Designing for Impact - Class 13
- Written byAoife O'Connor
- Published date 25 February 2026
When your message is difficult to hear, how you present it matters.
At Class 13, we’re an education equity charity based in Brixton. For the past two years, we’ve worked with UAL Arts Temps to bring in brilliant creative talent when it matters most: when your message is difficult to hear. We work with schools to transform how they relate to children, families, and staff. Our core philosophy is simple: fix the system, not the child. That means challenging the patterns of deficit thinking that run through education, the tendency to locate problems inside young people rather than examining the systems that fail them.
It's not a comfortable conversation. Teachers and leaders are being asked to sit with the possibility that the systems they work within, and their own practices, may have caused harm to young people. That's a lot to hold. And it means when someone first encounters our work, they're already primed to resist. Understandably so.
This is where creative talent becomes essential, not a nice-to-have. Good design doesn’t soften the message. It holds people in the room long enough to hear it.
Working with Ivy Watts through UAL Arts Temps has transformed how people engage with us. Our visual identity signals that we're serious, grounded, and credible before anyone reads a word. It gives people permission to stay with us long enough to hear what we're actually saying. Without that professional presence, the resistance wins at the first hurdle. People find a reason to dismiss us before they've really listened.
Our report, An Argument for Possibility, is a 70-page challenge to how schools operate. It draws on critical pedagogy, names the harm that current systems cause, and offers a framework for transformation. It asks readers to sit with discomfort. But people do sit with it, because the design invites them in. That is not an accident. The report was made possible by a team of designers sourced through UAL Arts Temps. Because they took the time to understand us as an organisation, they could shortlist creatives who got the politics and the purpose, not just the brief. Working with a wider design team meant the report landed with the seriousness it demands. The illustrations, the layout, the care visible on every page tell readers: this is worth your time. We've had educators describe it as something they keep returning to, not just reading once and filing away. The design isn't separate from the message. It's part of how the message lands.

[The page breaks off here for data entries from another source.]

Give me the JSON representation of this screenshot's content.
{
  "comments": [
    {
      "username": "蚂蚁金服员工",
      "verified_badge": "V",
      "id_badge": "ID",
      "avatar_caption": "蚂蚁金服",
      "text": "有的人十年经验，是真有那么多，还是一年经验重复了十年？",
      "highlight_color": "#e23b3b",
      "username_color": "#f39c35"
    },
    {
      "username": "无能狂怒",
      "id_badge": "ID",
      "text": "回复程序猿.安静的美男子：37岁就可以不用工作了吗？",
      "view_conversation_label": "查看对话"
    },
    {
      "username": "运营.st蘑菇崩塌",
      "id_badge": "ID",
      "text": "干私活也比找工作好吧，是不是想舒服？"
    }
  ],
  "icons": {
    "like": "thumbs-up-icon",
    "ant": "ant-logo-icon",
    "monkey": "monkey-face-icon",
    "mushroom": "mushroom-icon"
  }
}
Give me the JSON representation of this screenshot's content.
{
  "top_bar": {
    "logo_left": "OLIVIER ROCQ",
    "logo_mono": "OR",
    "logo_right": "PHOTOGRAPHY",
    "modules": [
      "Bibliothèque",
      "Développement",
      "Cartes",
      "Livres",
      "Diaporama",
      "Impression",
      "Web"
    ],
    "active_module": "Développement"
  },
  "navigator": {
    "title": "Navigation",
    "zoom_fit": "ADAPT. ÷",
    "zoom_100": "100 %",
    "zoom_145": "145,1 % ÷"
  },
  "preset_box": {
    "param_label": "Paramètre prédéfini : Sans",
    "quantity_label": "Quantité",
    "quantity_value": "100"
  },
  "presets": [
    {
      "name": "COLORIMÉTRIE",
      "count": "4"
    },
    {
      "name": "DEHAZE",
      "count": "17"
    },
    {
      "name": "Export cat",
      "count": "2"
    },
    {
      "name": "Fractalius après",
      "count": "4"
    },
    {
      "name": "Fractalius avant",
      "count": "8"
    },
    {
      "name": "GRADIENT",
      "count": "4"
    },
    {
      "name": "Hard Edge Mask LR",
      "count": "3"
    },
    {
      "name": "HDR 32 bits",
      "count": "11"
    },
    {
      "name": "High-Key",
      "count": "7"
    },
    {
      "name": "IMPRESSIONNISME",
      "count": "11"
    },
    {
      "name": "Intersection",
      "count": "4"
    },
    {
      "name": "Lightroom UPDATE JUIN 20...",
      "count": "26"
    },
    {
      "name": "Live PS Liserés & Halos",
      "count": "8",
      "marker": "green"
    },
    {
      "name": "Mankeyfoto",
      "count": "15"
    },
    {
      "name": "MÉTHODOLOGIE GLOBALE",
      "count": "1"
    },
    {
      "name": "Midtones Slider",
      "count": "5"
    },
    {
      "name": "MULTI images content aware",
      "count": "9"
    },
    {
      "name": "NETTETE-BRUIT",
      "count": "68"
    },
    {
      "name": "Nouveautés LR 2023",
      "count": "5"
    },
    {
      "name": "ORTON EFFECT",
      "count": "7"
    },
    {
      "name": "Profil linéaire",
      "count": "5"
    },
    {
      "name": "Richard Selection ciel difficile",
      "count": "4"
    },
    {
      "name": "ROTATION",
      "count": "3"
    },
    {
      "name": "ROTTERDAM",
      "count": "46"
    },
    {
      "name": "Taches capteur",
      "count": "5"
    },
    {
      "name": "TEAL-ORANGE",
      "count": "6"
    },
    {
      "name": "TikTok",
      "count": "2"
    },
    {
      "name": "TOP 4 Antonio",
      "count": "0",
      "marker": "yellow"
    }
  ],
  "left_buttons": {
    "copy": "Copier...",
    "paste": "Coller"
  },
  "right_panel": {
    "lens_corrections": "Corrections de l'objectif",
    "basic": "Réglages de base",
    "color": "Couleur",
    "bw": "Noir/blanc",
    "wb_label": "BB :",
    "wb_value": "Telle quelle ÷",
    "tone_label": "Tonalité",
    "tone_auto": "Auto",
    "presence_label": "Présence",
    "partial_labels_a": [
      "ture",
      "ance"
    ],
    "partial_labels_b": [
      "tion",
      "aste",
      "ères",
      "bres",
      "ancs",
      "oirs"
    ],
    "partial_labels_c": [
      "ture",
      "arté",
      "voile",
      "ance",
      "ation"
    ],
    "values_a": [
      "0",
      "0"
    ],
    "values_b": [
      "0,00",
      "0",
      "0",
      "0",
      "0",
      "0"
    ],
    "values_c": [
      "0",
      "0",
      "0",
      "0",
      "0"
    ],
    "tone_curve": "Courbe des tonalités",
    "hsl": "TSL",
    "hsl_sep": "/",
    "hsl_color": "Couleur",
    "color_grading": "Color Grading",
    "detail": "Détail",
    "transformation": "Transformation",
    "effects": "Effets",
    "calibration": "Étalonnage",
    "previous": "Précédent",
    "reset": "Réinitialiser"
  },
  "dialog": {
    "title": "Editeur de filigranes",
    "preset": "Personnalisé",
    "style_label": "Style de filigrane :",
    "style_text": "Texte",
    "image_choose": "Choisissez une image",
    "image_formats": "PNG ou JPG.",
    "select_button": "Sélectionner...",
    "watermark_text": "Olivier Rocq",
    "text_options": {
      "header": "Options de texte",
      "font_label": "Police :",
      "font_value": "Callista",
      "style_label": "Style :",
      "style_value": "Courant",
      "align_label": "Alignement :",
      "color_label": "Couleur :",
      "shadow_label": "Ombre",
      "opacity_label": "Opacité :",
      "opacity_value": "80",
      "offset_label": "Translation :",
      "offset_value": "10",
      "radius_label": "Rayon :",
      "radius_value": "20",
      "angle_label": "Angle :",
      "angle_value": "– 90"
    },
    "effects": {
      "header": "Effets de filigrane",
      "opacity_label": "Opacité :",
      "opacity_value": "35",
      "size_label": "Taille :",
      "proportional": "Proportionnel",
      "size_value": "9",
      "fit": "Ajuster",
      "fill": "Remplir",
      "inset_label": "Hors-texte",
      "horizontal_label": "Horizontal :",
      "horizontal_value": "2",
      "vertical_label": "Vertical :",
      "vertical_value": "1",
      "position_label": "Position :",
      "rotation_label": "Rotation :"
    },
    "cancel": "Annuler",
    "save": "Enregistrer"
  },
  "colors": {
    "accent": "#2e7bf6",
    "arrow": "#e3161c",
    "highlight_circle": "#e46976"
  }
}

The same thinking shapes our training materials. We run programmes for educators (and anyone working with young people) on equity, deficit thinking, and systemic harm. The materials Ivy creates help participants engage with those ideas actively, not passively. They're designed to travel back into classrooms, to stay with teachers as they try to embed what they've learned into their practice. That's not decoration. That's function.
Our blog graphics draw people into our network. Teachers scrolling through social media stop because something catches their eye. Then they read. Then they subscribe. Then they book training. Then they start having different conversations in their schools. The creative work isn't separate from the social impact. It's how the social impact happens.
Third sector organisations are often told to focus on "core work" and treat communications as an afterthought, something to squeeze into whatever budget is left. But if your message matters, how you communicate it matters too. For us, investing in creative talent isn't a luxury. It's how we get heard. It's how we reach the educators who are ready to do things differently.